Overperforming New 2015 Red Burgundy: 92-point Almost Grand Cru

In Burgundy as in real estate, location is everything. Today’s wine comes from a vineyard classified Premier Cru but surrounded by five Grand Crus. It sits along the famous stretch of Grand Crus between Morey-St-Denis and Gevrey-Chambertin, and many believe its premier cru classification has as much to do with centuries-ago politics as with terroir.

But whether it’s a secret would-be Grand Cru, or just a perfectly positioned Premier Cru, one thing is settled — the “Combottes” vineyard turns out magnificent wine. The Domaine Pierre Amiot is based in Morey-St-Denis, but makes a few hundred cases each year from this plot just over the border in Gevrey.

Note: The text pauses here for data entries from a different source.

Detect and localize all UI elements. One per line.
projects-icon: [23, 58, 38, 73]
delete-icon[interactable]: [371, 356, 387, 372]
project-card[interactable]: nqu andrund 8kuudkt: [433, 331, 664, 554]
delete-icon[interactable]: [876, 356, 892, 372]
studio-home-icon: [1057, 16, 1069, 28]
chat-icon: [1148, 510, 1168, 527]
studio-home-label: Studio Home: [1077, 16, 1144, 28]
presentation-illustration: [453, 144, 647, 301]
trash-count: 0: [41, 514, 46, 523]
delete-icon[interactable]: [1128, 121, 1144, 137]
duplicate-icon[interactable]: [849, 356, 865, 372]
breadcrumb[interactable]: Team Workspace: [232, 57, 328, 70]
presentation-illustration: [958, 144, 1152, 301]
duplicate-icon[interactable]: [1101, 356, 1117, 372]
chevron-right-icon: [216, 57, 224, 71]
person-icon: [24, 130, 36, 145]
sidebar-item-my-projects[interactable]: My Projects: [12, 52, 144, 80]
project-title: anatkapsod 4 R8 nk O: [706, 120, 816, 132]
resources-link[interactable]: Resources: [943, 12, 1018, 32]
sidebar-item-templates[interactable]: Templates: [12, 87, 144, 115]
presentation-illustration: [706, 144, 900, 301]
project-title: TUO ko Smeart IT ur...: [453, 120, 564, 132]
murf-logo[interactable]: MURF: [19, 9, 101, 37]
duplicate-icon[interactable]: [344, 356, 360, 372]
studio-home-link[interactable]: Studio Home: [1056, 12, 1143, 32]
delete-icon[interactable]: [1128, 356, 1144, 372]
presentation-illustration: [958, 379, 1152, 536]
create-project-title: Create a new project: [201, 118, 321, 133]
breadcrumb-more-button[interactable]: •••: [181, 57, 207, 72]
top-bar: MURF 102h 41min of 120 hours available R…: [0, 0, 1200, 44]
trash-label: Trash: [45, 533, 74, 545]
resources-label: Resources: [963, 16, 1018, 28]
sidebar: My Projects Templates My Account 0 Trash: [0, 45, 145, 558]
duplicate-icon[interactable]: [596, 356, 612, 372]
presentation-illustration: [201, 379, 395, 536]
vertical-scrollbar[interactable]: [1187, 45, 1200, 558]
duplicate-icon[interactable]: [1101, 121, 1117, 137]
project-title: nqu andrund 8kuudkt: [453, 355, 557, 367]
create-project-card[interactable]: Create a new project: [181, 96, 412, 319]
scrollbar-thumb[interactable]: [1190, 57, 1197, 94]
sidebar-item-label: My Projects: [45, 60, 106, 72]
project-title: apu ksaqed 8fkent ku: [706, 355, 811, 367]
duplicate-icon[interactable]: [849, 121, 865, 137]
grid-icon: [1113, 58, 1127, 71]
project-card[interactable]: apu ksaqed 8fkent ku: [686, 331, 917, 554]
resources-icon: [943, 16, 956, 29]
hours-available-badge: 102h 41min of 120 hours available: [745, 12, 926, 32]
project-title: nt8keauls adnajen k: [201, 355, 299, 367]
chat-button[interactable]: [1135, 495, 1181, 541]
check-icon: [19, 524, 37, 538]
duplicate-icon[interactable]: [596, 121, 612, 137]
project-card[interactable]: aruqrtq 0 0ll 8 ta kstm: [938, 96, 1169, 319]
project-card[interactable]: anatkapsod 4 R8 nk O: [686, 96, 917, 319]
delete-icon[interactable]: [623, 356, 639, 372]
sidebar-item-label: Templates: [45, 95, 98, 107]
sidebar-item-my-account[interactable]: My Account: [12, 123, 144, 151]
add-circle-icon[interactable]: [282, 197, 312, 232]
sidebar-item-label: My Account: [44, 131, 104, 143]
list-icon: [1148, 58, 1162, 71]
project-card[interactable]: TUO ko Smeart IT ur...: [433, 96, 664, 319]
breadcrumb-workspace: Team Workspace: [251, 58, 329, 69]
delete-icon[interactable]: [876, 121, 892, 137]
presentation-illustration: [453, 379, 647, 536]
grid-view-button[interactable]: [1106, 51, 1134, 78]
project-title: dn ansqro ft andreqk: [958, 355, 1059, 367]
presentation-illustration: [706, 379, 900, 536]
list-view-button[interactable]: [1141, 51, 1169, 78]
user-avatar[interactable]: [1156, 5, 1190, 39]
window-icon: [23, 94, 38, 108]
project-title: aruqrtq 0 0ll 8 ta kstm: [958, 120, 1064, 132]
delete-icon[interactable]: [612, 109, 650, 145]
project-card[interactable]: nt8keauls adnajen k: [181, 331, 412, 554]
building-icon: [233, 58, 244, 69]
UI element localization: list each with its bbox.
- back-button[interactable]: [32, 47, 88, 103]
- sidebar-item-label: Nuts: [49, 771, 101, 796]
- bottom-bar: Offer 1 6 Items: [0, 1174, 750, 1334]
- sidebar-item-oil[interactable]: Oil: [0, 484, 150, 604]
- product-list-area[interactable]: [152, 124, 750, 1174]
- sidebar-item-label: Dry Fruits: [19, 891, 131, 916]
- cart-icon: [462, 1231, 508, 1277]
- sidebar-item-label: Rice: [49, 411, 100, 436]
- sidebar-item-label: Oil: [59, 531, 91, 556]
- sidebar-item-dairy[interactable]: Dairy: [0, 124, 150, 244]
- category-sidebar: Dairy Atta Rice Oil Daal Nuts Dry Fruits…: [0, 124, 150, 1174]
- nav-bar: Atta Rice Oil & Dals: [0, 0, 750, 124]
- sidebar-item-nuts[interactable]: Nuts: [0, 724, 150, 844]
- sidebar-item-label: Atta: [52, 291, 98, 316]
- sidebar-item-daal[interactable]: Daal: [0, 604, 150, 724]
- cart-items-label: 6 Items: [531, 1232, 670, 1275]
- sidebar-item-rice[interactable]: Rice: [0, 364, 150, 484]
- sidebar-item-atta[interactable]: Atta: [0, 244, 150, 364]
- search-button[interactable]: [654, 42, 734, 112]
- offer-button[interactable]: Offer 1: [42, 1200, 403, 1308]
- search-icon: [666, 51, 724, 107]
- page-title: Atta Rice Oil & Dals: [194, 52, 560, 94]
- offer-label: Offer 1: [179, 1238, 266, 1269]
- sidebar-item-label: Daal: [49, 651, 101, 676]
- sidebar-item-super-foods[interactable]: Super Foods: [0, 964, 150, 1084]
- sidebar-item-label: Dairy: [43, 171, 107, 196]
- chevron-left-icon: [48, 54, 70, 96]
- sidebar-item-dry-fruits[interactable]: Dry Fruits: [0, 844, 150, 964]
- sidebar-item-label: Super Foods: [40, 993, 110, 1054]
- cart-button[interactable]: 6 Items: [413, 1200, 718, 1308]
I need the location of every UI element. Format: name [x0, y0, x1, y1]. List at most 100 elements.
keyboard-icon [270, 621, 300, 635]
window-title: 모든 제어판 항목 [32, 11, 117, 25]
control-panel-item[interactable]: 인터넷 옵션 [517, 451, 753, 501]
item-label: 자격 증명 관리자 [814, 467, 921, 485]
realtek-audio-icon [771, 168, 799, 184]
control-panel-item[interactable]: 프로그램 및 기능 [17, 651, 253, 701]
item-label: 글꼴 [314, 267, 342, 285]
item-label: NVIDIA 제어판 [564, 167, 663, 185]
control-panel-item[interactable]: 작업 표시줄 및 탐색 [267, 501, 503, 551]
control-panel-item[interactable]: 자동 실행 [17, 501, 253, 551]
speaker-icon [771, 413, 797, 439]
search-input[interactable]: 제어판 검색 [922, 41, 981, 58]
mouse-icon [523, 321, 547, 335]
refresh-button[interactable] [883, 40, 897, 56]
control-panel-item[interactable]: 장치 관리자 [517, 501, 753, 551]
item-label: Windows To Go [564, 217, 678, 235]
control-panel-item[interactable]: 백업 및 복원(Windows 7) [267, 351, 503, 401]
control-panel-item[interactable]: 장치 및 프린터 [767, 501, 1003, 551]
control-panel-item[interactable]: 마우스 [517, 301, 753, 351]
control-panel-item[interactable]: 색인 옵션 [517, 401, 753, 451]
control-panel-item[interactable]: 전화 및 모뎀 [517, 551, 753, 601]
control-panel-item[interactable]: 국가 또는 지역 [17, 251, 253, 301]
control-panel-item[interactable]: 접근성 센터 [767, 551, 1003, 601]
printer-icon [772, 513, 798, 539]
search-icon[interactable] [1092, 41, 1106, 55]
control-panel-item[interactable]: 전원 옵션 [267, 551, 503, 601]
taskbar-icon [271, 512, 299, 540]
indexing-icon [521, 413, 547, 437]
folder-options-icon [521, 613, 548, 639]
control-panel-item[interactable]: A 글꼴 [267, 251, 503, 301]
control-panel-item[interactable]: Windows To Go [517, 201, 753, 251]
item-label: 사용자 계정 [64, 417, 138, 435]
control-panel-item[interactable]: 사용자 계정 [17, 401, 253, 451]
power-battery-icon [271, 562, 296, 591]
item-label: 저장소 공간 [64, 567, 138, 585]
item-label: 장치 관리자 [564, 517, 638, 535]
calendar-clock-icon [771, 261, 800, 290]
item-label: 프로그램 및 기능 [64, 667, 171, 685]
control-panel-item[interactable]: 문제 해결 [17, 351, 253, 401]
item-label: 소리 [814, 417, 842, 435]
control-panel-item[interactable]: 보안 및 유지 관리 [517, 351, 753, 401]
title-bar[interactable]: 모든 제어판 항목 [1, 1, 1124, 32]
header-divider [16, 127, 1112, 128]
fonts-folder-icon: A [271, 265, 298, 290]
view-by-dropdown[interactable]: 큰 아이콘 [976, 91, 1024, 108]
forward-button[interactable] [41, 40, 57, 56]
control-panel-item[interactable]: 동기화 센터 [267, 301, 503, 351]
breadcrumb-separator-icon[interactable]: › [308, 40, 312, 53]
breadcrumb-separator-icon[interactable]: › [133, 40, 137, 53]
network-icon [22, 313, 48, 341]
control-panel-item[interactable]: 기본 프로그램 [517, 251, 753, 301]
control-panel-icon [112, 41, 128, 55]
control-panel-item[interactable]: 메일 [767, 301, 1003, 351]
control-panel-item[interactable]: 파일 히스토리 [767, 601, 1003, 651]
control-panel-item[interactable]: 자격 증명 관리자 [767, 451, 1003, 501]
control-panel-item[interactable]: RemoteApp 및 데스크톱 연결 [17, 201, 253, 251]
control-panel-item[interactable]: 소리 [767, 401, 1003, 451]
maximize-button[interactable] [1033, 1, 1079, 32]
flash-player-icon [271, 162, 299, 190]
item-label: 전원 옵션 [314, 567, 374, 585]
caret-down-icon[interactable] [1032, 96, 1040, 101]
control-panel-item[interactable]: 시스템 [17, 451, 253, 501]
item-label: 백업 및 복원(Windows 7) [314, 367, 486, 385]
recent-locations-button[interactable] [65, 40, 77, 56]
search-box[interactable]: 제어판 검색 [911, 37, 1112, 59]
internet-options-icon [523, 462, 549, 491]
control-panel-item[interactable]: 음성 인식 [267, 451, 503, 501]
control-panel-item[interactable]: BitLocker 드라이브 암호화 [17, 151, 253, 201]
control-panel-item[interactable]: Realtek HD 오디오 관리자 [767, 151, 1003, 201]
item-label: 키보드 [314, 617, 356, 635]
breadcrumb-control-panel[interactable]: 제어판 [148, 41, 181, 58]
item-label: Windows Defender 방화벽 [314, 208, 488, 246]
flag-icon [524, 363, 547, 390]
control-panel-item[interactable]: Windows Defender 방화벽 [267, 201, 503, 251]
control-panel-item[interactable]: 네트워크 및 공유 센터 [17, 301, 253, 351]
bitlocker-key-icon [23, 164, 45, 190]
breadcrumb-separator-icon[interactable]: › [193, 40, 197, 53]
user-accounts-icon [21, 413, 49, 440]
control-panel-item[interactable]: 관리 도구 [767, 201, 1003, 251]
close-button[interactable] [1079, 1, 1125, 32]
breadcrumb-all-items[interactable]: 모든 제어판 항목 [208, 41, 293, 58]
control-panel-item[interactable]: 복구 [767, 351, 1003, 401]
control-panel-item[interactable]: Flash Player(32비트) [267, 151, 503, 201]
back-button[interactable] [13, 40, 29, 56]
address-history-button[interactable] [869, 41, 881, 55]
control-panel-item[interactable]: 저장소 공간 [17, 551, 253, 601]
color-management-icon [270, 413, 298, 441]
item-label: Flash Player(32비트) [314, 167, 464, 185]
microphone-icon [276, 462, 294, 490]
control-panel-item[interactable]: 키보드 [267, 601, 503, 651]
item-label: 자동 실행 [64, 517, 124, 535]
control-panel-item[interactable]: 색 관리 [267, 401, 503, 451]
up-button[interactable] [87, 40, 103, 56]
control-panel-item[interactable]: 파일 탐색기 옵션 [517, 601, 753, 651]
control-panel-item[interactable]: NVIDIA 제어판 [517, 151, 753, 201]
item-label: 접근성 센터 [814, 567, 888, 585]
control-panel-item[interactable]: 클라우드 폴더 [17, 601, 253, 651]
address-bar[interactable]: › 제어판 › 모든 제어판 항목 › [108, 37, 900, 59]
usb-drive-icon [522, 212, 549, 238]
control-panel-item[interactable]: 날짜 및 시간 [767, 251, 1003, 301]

Today we’re offering the Combottes from 2015, a vintage considered among the best in a generation. The wine is young but already exceptional, and built to last. The nose is dark and sweetly floral, with notes of spice, plum, and earth. The mouth is dense and sappy with a rich, mouthfilling concentration. Burghound awarded 92 points, calling it “restrained,” “refined” and “sleek.”

Most red Burgundy improves with age — Combottes today is twice as delicious as it was when it arrived in the spring. It’s built to go another 10-15 years if desired. But life is short, and when a wine tastes this good this young, no one (except perhaps your future self) will fault you for opening it early.